In the first five months of 2021, more than 630 people have drowned in the central Mediterranean Sea as they sought a better life in Europe.
According to the International Organization for Migration (IOM) the 632 recorded deaths represent an increase of 200% compared to last year. This means an average of four people have died on this journey every day.
The Episcopal Conference of Italy has called for a day of prayer on July 11, in memory of all those who died in the Mediterranean and along land routes as they fled their homelands in search of a more dignified life.
Recalling Pope Francis’ appeal after praying the midday Angelus on June 13, the Italian Bishops emphasize that “the Mediterranean has become Europe’s largest cemetery,” and exhort believers to “open their hearts to refugees,” and invite ecclesial communities “not to forget those who have lost their lives while trying to reach the Italian and European coasts.”
The date has been chosen to fall on the liturgical Feast of St. Benedict, patron of Europe.

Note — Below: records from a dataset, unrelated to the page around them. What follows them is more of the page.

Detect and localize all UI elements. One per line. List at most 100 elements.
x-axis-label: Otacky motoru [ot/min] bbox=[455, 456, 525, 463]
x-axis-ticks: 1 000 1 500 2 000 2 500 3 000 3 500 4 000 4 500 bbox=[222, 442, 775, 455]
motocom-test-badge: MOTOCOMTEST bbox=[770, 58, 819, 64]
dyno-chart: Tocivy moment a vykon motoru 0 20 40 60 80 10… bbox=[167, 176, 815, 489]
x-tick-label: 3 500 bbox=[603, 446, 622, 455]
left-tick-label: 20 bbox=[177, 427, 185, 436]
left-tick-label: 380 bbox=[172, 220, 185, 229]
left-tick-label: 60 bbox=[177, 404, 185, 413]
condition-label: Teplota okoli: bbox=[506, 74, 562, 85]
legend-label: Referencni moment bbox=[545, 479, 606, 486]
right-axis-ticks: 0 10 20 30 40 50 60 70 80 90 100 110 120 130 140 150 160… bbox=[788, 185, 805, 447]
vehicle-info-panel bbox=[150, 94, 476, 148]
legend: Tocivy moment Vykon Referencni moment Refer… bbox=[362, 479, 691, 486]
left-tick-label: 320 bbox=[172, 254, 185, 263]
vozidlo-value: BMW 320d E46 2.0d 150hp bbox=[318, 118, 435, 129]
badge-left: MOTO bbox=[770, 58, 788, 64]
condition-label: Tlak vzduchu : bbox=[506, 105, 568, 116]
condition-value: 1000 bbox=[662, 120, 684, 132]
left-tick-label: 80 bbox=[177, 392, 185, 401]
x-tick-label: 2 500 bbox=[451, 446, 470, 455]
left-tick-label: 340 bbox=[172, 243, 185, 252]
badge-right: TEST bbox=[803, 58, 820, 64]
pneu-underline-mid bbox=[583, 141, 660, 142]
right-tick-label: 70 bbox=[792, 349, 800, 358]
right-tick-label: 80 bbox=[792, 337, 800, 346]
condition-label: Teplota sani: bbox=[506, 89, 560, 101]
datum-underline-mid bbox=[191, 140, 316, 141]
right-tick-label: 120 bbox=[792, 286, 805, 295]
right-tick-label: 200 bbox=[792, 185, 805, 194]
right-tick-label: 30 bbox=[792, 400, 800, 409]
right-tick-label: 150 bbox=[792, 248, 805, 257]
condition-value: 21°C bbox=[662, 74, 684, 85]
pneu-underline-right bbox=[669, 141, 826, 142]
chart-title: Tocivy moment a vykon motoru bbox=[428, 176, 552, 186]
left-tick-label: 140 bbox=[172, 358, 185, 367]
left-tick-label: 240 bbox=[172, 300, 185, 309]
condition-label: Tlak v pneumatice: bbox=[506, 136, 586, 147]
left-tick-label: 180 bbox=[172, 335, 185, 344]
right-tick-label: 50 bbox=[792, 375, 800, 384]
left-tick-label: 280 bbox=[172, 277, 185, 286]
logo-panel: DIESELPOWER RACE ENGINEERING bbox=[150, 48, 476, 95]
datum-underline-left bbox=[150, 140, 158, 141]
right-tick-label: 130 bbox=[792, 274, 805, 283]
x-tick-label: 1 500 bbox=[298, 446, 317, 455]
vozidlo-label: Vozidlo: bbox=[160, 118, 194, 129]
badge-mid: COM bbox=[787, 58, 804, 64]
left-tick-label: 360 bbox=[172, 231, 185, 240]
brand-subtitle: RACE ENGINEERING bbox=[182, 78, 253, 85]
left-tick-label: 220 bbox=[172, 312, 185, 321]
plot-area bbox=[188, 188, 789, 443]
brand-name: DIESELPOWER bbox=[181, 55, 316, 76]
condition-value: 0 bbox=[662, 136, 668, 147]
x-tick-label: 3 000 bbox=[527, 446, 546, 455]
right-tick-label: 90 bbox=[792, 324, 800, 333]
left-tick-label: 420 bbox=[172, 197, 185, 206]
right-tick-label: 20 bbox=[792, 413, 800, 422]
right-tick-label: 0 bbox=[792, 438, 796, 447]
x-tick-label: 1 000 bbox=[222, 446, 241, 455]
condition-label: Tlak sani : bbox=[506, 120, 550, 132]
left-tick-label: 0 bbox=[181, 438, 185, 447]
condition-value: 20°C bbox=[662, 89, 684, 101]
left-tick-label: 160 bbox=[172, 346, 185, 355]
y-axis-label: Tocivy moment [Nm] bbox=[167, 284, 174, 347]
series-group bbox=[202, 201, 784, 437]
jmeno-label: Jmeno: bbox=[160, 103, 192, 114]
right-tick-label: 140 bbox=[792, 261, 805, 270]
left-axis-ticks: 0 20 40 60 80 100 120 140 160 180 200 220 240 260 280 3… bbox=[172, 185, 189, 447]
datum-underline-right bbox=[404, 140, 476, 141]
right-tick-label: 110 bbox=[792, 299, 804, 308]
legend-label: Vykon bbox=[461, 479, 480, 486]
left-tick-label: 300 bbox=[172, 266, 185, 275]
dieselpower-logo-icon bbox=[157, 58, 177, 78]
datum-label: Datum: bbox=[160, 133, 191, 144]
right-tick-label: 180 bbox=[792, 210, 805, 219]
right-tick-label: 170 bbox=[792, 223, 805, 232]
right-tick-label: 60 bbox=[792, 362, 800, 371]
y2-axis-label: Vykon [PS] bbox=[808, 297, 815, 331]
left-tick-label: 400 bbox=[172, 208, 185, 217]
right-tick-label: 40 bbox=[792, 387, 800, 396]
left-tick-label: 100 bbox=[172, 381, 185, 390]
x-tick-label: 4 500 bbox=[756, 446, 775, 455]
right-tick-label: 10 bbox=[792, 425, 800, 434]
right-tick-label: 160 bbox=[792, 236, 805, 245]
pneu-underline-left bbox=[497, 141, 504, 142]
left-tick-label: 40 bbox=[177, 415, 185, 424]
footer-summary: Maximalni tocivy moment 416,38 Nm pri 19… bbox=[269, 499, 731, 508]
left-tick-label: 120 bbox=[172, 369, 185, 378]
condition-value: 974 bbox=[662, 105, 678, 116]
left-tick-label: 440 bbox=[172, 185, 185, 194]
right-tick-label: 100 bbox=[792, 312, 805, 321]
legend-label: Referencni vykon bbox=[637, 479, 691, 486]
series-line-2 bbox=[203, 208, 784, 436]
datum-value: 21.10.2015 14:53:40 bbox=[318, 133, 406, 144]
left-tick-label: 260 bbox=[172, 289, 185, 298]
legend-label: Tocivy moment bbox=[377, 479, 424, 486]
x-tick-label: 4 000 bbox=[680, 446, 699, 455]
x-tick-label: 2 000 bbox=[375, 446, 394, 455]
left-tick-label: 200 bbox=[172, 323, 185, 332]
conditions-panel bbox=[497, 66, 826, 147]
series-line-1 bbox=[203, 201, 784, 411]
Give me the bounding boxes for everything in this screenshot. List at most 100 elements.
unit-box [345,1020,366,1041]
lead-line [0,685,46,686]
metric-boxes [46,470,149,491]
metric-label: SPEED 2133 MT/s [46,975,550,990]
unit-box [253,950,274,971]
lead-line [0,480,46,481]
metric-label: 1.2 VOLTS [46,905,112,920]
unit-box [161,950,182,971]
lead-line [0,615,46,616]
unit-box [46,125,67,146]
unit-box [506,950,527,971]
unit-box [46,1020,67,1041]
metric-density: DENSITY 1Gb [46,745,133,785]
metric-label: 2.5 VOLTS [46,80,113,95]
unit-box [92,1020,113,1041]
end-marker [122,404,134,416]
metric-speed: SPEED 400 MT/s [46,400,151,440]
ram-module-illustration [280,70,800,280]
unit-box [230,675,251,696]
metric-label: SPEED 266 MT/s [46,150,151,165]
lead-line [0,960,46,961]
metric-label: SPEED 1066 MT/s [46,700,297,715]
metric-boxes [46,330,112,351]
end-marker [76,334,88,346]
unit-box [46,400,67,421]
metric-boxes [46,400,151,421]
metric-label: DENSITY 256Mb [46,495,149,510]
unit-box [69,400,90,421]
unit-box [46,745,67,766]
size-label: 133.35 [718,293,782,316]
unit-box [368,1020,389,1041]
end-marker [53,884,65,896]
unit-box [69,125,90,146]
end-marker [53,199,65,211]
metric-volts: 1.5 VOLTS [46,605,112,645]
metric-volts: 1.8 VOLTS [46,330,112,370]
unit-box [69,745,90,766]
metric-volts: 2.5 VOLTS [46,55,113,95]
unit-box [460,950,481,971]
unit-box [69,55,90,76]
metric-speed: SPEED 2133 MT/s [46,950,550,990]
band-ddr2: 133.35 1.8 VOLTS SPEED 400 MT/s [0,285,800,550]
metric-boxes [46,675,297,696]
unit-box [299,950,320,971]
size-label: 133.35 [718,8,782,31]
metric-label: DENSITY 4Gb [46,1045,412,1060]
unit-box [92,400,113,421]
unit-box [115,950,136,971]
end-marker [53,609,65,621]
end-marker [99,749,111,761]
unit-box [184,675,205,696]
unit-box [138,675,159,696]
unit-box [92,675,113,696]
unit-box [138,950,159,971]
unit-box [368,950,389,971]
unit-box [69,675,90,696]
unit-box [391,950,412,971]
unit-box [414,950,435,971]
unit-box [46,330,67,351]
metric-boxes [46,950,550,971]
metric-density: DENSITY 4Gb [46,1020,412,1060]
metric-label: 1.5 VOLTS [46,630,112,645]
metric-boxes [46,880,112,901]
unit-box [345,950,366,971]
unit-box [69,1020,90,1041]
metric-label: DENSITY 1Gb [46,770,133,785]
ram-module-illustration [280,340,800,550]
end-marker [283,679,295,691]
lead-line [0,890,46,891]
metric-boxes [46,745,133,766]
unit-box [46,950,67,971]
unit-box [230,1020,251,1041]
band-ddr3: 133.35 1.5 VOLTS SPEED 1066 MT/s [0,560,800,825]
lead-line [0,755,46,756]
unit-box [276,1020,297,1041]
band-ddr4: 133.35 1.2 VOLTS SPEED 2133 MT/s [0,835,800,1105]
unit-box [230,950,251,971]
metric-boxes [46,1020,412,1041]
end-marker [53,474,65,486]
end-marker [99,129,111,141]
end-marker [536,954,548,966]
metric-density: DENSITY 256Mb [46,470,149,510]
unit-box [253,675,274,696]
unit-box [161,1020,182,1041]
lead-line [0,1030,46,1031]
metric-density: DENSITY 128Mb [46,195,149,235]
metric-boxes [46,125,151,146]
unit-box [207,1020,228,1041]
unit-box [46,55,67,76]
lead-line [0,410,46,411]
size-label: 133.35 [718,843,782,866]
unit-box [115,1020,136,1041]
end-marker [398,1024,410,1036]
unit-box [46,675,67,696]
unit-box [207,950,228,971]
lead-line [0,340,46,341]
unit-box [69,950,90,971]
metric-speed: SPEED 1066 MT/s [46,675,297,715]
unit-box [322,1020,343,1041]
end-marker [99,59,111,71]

Next Sunday’s Day of Prayer will be “a way of remembering and exhorting every Christian to follow the example of the patron saint of Europe, and become a messenger of peace and a teacher of civilization.”
The Italian Bishops also highlight new deadly migration routes. They include the Canary Islands, which has had a tremendous escalation in numbers in the last year from the Sahara Desert route, the situation for migrant camps in Libya, and the Balkan routes where many have found themselves in danger and in dire conditions in the past 12 months.